The camp is for athletes 13-17 years old and is full, but Dickson intends to make it an annual event.

“I reached out to my old college coach, Rob Akey, and asked him for some advice — he led me to his recruiting coordinator, who led me to The UC Report,” Dickson said. “I reached out to The UC Report, the founder and CEO Billy Tucker, and I kind of explained to him: ‘We have very little here, but we’ve got a lot of talent, got a lot of kids eager to play. I think you could do something special for them.’ And he was all for it.”

It has caught the eye of one of the few Maui players currently chasing professional football, USFL Michigan Panthers linebacker Mo Vainikolo, a Maui High graduate.

“It’s going to be a camp for the Hawaii kids — I think it’s probably one of the first big camps that Maui has had,” Vainikolo said last week. “It’s an ESPN 300 camp, so it’s really good for exposure. I encourage all the parents to get their kids out there.”

The effort started a little over a year ago and now it is reality.

“Here we are now just about ready to put it together,” Dickson said. “Camp is happening July 2nd, so we’re getting the fine details done now.
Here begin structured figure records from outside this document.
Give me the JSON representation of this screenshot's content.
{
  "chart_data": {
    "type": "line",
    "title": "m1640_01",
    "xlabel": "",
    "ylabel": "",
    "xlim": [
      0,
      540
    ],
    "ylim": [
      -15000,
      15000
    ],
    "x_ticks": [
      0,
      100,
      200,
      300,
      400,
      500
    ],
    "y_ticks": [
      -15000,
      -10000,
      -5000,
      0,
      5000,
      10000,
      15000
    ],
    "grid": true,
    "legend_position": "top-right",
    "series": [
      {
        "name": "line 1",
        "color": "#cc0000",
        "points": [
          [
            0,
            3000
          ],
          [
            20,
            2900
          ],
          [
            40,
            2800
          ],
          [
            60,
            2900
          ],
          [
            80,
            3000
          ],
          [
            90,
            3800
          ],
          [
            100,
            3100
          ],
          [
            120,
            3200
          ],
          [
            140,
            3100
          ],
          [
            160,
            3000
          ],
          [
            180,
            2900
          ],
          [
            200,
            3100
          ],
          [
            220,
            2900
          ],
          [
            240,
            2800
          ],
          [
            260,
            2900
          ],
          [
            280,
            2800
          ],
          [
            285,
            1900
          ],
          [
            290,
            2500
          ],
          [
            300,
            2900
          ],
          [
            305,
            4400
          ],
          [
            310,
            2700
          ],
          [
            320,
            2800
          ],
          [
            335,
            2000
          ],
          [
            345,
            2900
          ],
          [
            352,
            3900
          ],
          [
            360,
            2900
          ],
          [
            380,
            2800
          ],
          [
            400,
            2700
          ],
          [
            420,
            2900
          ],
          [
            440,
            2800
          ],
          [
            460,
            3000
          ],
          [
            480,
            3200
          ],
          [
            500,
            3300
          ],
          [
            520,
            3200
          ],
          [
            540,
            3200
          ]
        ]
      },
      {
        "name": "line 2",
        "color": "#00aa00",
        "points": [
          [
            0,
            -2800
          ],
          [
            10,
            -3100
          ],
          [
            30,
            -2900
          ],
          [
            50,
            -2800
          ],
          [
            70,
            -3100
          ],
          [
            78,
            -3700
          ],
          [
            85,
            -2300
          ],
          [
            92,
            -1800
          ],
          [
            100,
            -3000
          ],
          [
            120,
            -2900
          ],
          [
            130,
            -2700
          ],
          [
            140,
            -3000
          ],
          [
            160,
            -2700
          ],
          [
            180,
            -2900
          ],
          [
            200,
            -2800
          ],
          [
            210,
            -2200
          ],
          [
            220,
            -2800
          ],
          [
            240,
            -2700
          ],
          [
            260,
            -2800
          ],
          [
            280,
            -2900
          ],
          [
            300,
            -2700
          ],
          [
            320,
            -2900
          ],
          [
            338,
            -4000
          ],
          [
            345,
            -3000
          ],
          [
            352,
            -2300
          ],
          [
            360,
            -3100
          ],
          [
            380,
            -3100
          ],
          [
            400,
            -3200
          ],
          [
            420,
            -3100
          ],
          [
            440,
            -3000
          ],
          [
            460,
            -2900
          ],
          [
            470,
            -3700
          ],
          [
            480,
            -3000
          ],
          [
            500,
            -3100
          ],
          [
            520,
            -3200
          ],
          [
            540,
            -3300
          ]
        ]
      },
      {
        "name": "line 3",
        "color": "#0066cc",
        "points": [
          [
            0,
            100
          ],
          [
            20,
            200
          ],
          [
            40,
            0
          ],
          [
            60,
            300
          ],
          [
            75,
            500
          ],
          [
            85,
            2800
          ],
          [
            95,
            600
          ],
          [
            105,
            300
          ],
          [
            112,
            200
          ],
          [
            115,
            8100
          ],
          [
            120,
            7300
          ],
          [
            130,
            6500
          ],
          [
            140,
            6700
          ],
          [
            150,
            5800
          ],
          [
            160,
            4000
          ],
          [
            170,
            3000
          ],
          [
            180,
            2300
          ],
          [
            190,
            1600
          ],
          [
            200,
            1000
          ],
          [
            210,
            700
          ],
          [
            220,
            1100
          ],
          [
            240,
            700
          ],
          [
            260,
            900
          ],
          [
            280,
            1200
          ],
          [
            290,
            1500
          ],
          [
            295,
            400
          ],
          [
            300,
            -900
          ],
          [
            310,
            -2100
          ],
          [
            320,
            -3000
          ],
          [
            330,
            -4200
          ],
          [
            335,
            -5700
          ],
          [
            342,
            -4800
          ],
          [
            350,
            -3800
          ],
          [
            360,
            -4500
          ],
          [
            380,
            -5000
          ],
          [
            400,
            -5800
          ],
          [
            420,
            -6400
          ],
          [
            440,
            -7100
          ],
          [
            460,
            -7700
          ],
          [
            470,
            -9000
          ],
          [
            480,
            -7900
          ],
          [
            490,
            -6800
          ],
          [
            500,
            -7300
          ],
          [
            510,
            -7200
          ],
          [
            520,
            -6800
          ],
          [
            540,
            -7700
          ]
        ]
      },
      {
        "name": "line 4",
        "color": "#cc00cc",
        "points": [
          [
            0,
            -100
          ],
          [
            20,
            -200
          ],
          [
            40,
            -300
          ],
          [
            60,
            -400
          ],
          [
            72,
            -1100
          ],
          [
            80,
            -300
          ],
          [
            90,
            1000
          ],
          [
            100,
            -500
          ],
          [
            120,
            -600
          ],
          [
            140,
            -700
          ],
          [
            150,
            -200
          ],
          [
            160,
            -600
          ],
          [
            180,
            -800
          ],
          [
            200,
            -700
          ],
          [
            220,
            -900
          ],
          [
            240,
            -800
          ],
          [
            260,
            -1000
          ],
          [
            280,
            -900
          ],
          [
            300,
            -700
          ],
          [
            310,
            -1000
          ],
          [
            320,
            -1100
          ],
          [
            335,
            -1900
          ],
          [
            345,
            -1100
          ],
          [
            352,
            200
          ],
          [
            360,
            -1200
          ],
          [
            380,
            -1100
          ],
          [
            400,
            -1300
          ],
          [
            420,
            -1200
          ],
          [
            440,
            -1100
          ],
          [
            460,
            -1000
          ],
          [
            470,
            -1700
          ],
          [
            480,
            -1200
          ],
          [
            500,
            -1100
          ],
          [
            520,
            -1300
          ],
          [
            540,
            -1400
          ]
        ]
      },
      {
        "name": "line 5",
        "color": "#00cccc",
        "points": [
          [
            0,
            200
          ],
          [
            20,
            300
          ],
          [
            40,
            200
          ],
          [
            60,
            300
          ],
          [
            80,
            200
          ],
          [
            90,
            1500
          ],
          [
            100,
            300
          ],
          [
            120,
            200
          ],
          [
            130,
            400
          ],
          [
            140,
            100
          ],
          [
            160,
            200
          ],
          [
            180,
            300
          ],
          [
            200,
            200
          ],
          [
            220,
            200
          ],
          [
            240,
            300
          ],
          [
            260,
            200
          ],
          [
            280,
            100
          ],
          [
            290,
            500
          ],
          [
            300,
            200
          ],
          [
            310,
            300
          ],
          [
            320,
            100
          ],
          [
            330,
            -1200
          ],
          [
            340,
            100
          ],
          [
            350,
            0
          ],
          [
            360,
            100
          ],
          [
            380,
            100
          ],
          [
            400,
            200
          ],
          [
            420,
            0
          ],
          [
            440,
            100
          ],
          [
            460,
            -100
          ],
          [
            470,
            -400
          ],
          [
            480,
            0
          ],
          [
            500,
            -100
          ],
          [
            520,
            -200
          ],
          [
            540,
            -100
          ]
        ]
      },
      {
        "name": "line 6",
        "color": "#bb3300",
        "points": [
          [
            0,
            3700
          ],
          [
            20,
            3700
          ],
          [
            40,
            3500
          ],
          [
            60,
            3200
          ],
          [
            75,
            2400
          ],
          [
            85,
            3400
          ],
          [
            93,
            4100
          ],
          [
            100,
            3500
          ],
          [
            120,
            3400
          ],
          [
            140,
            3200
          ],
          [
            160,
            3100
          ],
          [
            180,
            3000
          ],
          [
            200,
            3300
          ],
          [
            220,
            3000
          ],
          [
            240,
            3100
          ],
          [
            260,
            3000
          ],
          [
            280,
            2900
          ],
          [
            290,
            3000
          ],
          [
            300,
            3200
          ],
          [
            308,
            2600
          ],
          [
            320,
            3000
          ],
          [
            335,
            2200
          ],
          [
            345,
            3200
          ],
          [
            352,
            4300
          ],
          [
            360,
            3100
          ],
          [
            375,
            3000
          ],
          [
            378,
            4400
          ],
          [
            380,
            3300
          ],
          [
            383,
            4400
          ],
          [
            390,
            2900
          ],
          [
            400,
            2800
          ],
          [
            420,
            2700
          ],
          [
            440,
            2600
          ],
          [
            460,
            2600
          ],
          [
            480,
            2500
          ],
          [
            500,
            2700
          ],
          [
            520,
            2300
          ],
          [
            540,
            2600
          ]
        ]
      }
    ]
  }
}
We’ve got 350 kids registered for it. It’s a big deal.

“I kept myself in mind, my former self, my high school self. … Knowing what I know now, if I had this back then what would I want? I’d want a camp where I can compete with the best, but also get max exposure. So, that’s exactly what this is.”

Added Dickson: “With the new rules we can’t exactly have college recruiters at private camps. So, The UC Report is probably the next-best thing. They’re an NCAA-compliant recruiting service, they’re the top one in the nation — they work with 110 Division I schools and about 100 lower-level schools.”

Measurements such as height, weight, arm length and wingspan will be taken. All participants will be outfitted with the latest Under Armour products.

Headshots and profile photos will be taken to post on The UC Reports database and utilized for espn.com content.

A seminar will be held where all participants will have the opportunity to learn about the recruiting process.

An NFL combine-style testing and drill segment will conclude the camp. High definition video will be captured on all drill work and 1-on-1’s for college coaches to evaluate.

Combine results will be sent directly to the athlete through a free app following the event. Media members from ESPN, Rivals and 24/7 Sports will be at each event to evaluate and interview prospects.

“They provide how to conduct yourself on social media, how to build your highlight tape, what camps to attend, how to go about your business in being recruited,” Dickson said. “I’ve seen profiles they’ve created for other players and it’s some of the most in-depth profiles I’ve ever seen.”

Tom Luginbill, the national recruiting director for ESPN, will be in attendance, Dickson said.

“They do their job, this is what they do,” Dickson said of The UC Report. “They’re awesome, they’re affiliated with ESPN, Under Armor, Gatorade. And so not only do the kids get coverage, they get exposure to recruiters directly, they get to compete.”